Última atualização 22/12/2025

Esta página fornece informações gerais e de referência compiladas a partir de fontes médicas oficiais. Não substitui aconselhamento médico profissional, diagnóstico ou tratamento. Para decisões sobre a sua saúde, consulte um profissional de saúde qualificado.

Visão geral de Oradine

O que é o Oradine e qual é a sua substância ativa?

O Oradine é uma marca comercial de um medicamento não sujeito a receita médica que contém a substância ativa Loratadina. A loratadina é classificada como um anti-histamínico de segunda geração, um fármaco sintético concebido especificamente para neutralizar os efeitos da histamina libertada durante as reações alérgicas.

Este medicamento é clinicamente reconhecido pela sua ação antialérgica, sendo amplamente utilizado para o alívio temporário de sintomas como espirros, corrimento nasal e olhos lacrimejantes com comichão, causados por alergénios comuns. O principal fator diferenciador é o facto de ser um composto de segunda geração: a sua estrutura foi desenhada para ter uma baixa tendência em atravessar a barreira hematoencefálica. A Loratadina é reconhecida pelo seu perfil não sedativo quando comparada com anti-histamínicos mais antigos. Isto posiciona o Oradine como uma opção eficaz para indivíduos que necessitam de alívio de alergias mantendo o estado de alerta durante o dia.


Que tipo de alívio proporciona o Oradine?

O Oradine proporciona um alívio sintomático geral para uma variedade de condições alérgicas, bloqueando o desencadeador químico dos sintomas. O medicamento atua como um antagonista seletivo dos recetores H1. Isto significa que a sua função primária é competir com a histamina (o químico que causa a alergia) e impedir que esta se ligue aos seus alvos, travando assim a manifestação completa dos sintomas do processo alérgico.

O seu objetivo global é interromper a reação química em cadeia que causa o desconforto alérgico. O resultado final é uma redução da resposta física do corpo ao alergénio, oferecendo aos pacientes uma forma eficaz e amplamente reconhecida de gerir sintomas alérgicos sazonais ou temporários.

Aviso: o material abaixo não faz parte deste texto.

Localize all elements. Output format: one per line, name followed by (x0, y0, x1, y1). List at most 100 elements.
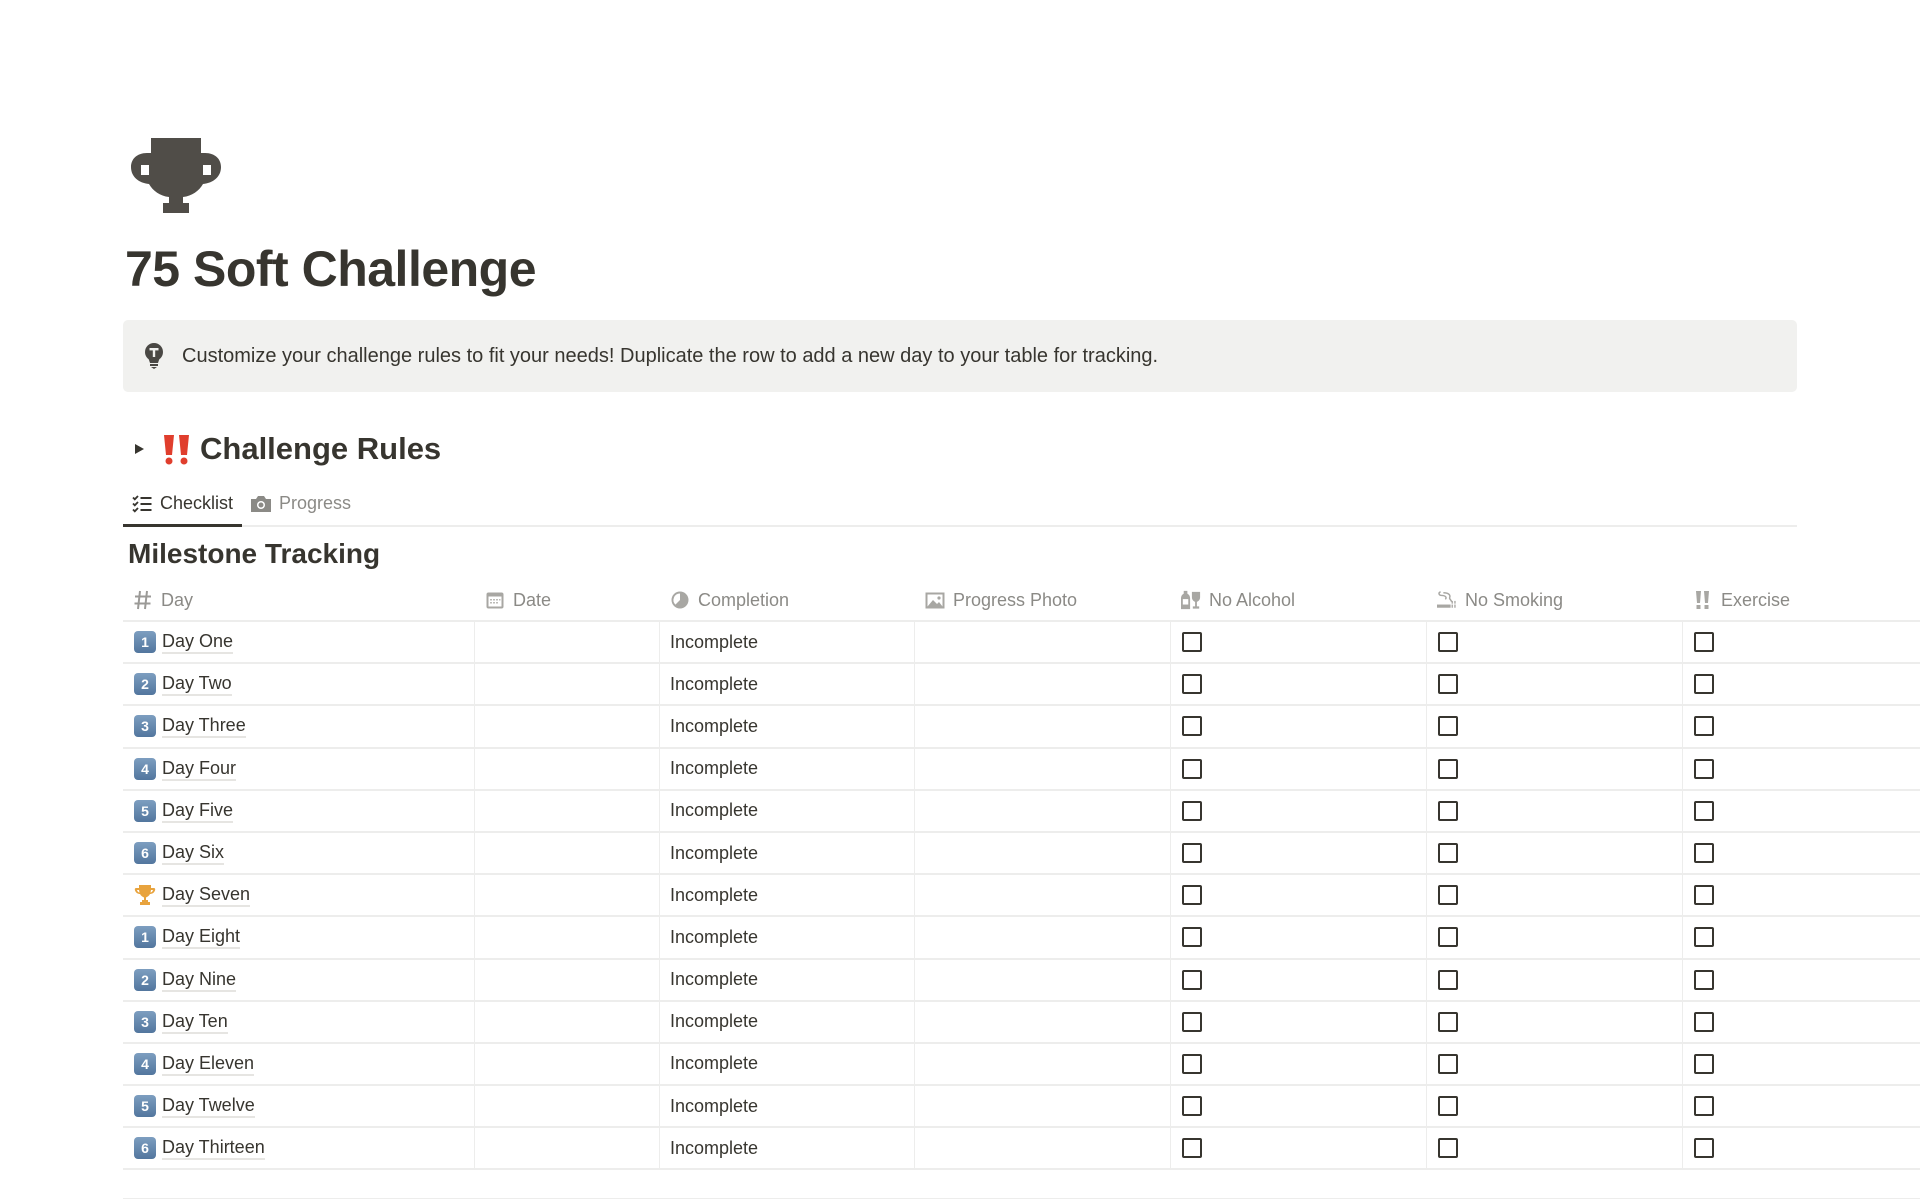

Qual é a forma farmacêutica do Oradine?

O Oradine é habitualmente fabricado e administrado na forma de comprimido oral, sendo a via de administração feita pela boca (oral) para proporcionar um efeito sistémico. Esta forma farmacêutica padrão assegura que o medicamento é absorvido pela corrente sanguínea para fornecer um alívio abrangente em todo o corpo.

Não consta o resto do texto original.